Давайте поговорим! Нам хочется поговорить. Мы жаждем ясности и понимания, чтобы потом уже отвернуться от них, гримасничая.

По случаю заглянул в «ящик», где шел канал «Иллюзии». Сюжет такой: он и она словесно рисуют идеал. Их находят друг для друга и ведут под венец. С завязанными глазами. Буквально. Развяжут только по сле того, когда каждый из них скажет трепетное «да».

Смеялся до обморочного плача.

Одна дама справедливо заметила, что, судя по брачным объявлениям, за бортом семейного корабля остались исключительно стройные блондинки, голубоглазые красавицы, все исключительно увлекающиеся, чуткие, особенно любящие, понимающие в кухне и икебане, без проблем и, конечно, б/в (без вредных привычек).

Какая досада!

Я себя в этой ситуации чувствую, как герой ниже мной приведенного анекдота.

Ночной звонок в квартиру. Хозяйка, не открывая дверь:

– Кто там?

– Я по брачному объявлению.

– Слушаю вас.

– Вы ищете мужчину до тридцати пяти лет, рост не ниже 175, цвет волос не обозначен, терпимого к кошкам и гладиолусам?

– Да.

– И чтобы не пил, не курил, не храпел, принимал на ночь тазепам, а утром подавал в постель кофе со сливками?

– Да, да!

– Так вот, я пришел сказать, что я вам не подхожу.

Из дневника

Сказала:

– Я вас обожаю первой любовью, а люблю – последней.

Откуда эти слова в неупавшем орехе?

Танго забытых обид

Душное было лето. Август душный. Сентябрь. Небо выцвело, как детская рубашечка. С солеными подмышками на горизонте.

Палого листа нет – ждет, мертвый, своего часа. Переулки соблазняют тупиками, незнакомые и мучительные, как Лажечников.

Скопилось много билетов на метро.

Купил домой большой арбуз на вырез – захотелось оставить по себе светлую память. Все получилось.

Реальность – смешное понятие, если речь не о криминогенных дворах и физических увечьях.

На меня давно махнули рукой – такое лето.

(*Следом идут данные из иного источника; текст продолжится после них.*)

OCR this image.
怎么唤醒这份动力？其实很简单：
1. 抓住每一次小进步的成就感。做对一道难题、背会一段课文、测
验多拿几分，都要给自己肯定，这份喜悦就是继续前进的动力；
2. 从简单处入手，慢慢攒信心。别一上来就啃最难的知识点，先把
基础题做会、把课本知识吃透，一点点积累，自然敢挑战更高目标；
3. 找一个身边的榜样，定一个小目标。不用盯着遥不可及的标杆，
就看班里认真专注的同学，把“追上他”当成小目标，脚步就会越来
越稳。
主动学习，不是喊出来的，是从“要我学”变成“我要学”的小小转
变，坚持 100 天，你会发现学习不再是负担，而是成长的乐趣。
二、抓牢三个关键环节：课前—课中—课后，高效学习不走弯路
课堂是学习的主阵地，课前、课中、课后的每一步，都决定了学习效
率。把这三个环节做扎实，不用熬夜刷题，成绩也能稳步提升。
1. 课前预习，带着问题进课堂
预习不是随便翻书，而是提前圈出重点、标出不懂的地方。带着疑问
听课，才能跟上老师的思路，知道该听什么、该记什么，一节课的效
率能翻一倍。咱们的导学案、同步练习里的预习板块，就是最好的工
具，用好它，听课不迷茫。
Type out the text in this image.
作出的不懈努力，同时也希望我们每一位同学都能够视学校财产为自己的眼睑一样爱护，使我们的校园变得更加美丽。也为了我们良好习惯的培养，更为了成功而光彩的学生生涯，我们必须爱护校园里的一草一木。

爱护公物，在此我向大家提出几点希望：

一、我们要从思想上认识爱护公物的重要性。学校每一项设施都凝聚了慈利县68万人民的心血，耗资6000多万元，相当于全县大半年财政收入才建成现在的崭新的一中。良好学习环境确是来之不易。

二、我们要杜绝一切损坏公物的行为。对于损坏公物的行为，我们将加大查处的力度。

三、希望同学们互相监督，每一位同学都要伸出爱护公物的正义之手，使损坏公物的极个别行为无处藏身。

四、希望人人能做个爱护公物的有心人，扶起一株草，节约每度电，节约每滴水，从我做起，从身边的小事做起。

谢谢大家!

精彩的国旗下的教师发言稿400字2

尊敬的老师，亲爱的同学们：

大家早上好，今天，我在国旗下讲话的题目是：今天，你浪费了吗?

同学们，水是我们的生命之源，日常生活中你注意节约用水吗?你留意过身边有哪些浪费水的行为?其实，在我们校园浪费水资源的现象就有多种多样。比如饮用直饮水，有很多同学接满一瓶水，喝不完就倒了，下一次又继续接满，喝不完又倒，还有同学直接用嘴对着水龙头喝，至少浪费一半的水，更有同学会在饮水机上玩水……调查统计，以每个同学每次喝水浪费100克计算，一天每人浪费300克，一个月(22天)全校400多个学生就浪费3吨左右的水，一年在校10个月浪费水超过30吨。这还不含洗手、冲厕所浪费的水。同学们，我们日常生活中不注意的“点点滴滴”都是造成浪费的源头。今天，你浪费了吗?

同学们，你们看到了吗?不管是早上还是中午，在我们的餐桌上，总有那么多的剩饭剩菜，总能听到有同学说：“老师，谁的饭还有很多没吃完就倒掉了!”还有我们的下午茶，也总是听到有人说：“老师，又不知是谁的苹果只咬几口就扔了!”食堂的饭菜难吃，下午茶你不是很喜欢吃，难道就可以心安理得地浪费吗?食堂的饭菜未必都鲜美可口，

Зашел в магазин, где продавали мебель из ореха. Или под орех. Нет, все-таки, кажется, из ореха. Крышки столов, напоминающие волокнистые горы с вертолета. Сползающие по гнутым ножкам винограды. Стопы у ног, разумеется, львиные. Ослепительное зеркальце в уголке на случай прыщика.

Среди всей той роскоши ходит молодая, моего то есть возраста, армянка. Официантский лиловый передник на строгом платье.

Глаза, не слишком фантазируя, сравнил с оливами. Оливы. Очень крупные. Плачут. Натурально плачут.

Смотрит на меня и плачет.

– Вы меня не узнаете? – закладывает ладошку в карман передника.

Я, не узнавая, сметливо ответил:

– Мы когда-то были на «ты».

– Если вы меня подождете минут пять, будет обеденный перерыв и мы с тобой пойдем в пирожковую.

Чувствую, есть нам что вспомнить. Но знаю также твердо: лучше не вспоминать. Однако покорно и любезно, наподобие недожаренной яичницы, жду.

Злость берет: до друга близкого два квартала несколько месяцев уже иду, а на случайные встречи с летательным исходом всегда выкраивается время. Забытым баскетбольным движением кидаю окурок в урну и попадаю, отчего еще больше начинаю грустить.

Идем в дорогую пирожковую с белыми стульями и столами, с вежливо прессингующими официантками, предлагающими нам взбитые сливки, жидкий шоколад, орехи и рулет «Хоровод». Потолок зеркальный.

Беру все, что не по карману, смотрим в потолок, смеемся: вон нас сколько!

– А ведь ты хулиган был, – продолжает она смеяться, глядя в потолок. Не могу сказать – красивая, но оливовая гармония во всем: сухость щиколоток, запястий, горла, скул и продолговатая плавность всего остального.

– Это мы уже перешли к воспоминаниям, – спрашиваю, – Надя?

– Конечно. Ты Панихиду помнишь?

– О-о!.. Она орала на манер Богдановой-Чесноковой, предупреждая, что подходит к мальчиковому туалету, из которого, конечно, валил дым.

– А ты перед тем, как она открывала дверь, бил пряжкой ремня по лампочке. Дверь открывалась, лампочка вспыхивала, как магний, и тут же взрывалась. Старуха слепла, заикалась и еще убежденнее ненавидела жизнь и детей.

– Ты-то откуда знаешь?

– Об этом вся школа говорила.

Я уже все вспомнил про Надю. Как я вообще мог забыть эти глаза?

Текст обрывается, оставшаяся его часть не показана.